Hierzulande gilt der Modemacher Harald Glööckler eher als Witzfigur denn als ernstzunehmender Designer. Zu bunt, zu kitschig, zu überladen sind die Kreationen seiner Marke “Pompöös“. Doch im Ausland hat es der schrille Wahlberliner inzwischen zu einiger Popularität gebracht – in Japan gilt er gar als Superstar.

Was den Japanern wohl durch den Kopf ging, als sie ihm neulich in Tokio den roten Teppich ausrollten? Da stand er im Studio des Verkaufssenders Shop Channel, steif wie ein Maharadscha, aber mit stolzgeschwellter Brust. In jedem Arm ein Model, das mit seinen Klunkern und Ketten behangen war.

Es war ein surreales Szenario. Deutschlands schrillster Modemacher im Land der aufgehenden Sonne. Er lächelte irgendwie entrückt. Auch sein Name klang, als sei er nicht ganz von dieser Welt – Harald Glööckler .

Hierzulande war er bis vor einigen Jahren regelmäßig durch die Klatschmagazine gegeistert, ohne dass sich irgendwer für seine Arbeit interessiert hatte. Das sollte sich jedoch ändern, als der Verkaufssender Home Shopping Europe (HSE) in München sein Verkaufstalent erkannte.

Seit 2004 vertickt er dort Mode zu Schleuderpreisen, die auch Trägerinnen der Größe XXL schmeichelt – mit weit ausholenden Gesten und sich überschlagender Stimme zwar, aber mit Erfolg. Das sprach sich herum.

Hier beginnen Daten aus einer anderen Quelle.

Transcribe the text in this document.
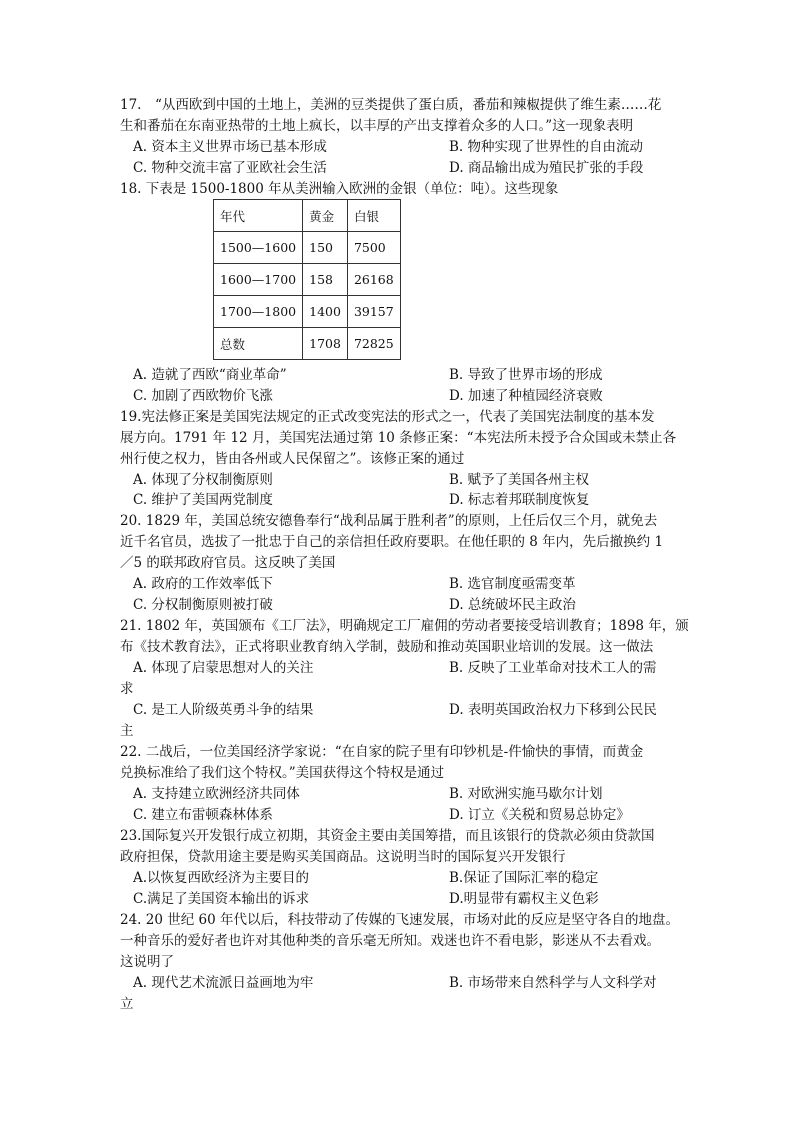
17.　“从西欧到中国的土地上，美洲的豆类提供了蛋白质，番茄和辣椒提供了维生素……花
生和番茄在东南亚热带的土地上疯长，以丰厚的产出支撑着众多的人口。”这一现象表明
A. 资本主义世界市场已基本形成	B. 物种实现了世界性的自由流动
C. 物种交流丰富了亚欧社会生活	D. 商品输出成为殖民扩张的手段
18. 下表是 1500-1800 年从美洲输入欧洲的金银（单位：吨）。这些现象
年代	黄金	白银
1500—1600	150	7500
1600—1700	158	26168
1700—1800	1400	39157
总数	1708	72825
A. 造就了西欧“商业革命”	B. 导致了世界市场的形成
C. 加剧了西欧物价飞涨	D. 加速了种植园经济衰败
19.宪法修正案是美国宪法规定的正式改变宪法的形式之一，代表了美国宪法制度的基本发
展方向。1791 年 12 月，美国宪法通过第 10 条修正案：“本宪法所未授予合众国或未禁止各
州行使之权力，皆由各州或人民保留之”。该修正案的通过
A. 体现了分权制衡原则	B. 赋予了美国各州主权
C. 维护了美国两党制度	D. 标志着邦联制度恢复
20. 1829 年，美国总统安德鲁奉行“战利品属于胜利者”的原则，上任后仅三个月，就免去
近千名官员，选拔了一批忠于自己的亲信担任政府要职。在他任职的 8 年内，先后撤换约 1
／5 的联邦政府官员。这反映了美国
A. 政府的工作效率低下	B. 选官制度亟需变革
C. 分权制衡原则被打破	D. 总统破坏民主政治
21. 1802 年，英国颁布《工厂法》，明确规定工厂雇佣的劳动者要接受培训教育；1898 年，颁
布《技术教育法》，正式将职业教育纳入学制，鼓励和推动英国职业培训的发展。这一做法
A. 体现了启蒙思想对人的关注	B. 反映了工业革命对技术工人的需
求
C. 是工人阶级英勇斗争的结果	D. 表明英国政治权力下移到公民民
主
22. 二战后，一位美国经济学家说：“在自家的院子里有印钞机是-件愉快的事情，而黄金
兑换标准给了我们这个特权。”美国获得这个特权是通过
A. 支持建立欧洲经济共同体	B. 对欧洲实施马歇尔计划
C. 建立布雷顿森林体系	D. 订立《关税和贸易总协定》
23.国际复兴开发银行成立初期，其资金主要由美国筹措，而且该银行的贷款必须由贷款国
政府担保，贷款用途主要是购买美国商品。这说明当时的国际复兴开发银行
A.以恢复西欧经济为主要目的	B.保证了国际汇率的稳定
C.满足了美国资本输出的诉求	D.明显带有霸权主义色彩
24. 20 世纪 60 年代以后，科技带动了传媒的飞速发展，市场对此的反应是坚守各自的地盘。
一种音乐的爱好者也许对其他种类的音乐毫无所知。戏迷也许不看电影，影迷从不去看戏。
这说明了
A. 现代艺术流派日益画地为牢	B. 市场带来自然科学与人文科学对
立
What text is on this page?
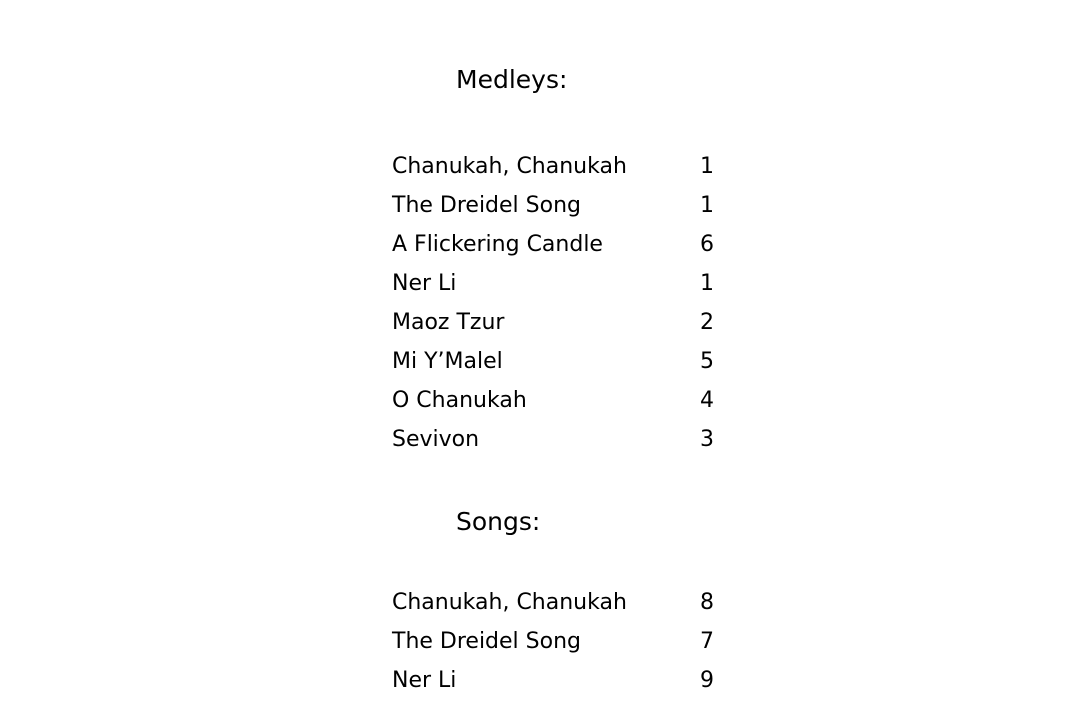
Medleys:
Chanukah, Chanukah	1
The Dreidel Song	1
A Flickering Candle	6
Ner Li	1
Maoz Tzur	2
Mi Y’Malel	5
O Chanukah	4
Sevivon	3
Songs:
Chanukah, Chanukah	8
The Dreidel Song	7
Ner Li	9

Nach dem Sender QVC in London engagierte ihn auch der Shop Channel in Japan als Moderator seiner eigenen Sendung. Eine Cashcow in Zeiten der Krise. Optisch das Gegenteil vom Klischee des deutschen Spießers. Humor hatte er offenbar auch. Hatte doch Glööckler freimütig verraten, dass er als Vorlage für die durchgeknallte Figur des schwulen Modemachers "Brüno" in dem neuen Film des Komikers Sacha Baron Cohen hergehalten hatte. Die Japaner waren begeistert. Es heißt, sie hätten ihn "Halald Glööcklel, Supelstal" genannt.

Es ist ein Titel ganz nach seinem Geschmack. Dass zwischen Anspruch und Wirklichkeit eine Lücke klafft, zeigt schon der erste Eindruck von seinem Domizil. Er residiert an einer Hauptverkehrsstraße in Berlin-Charlottenburg, in einer Altbauwohnung über der Filiale einer Steak-Restaurant-Kette. An den Wänden hängen reich verzierte Spiegel und Selbstporträts in Öl. Hier entstehen also die Entwürfe der Modemarke Pompöös. Der Name ist Programm. Mit Harald Glööcklers Kollektionen verhält es sich wie mit seinem Namen: Sie haben ein Ö zu viel.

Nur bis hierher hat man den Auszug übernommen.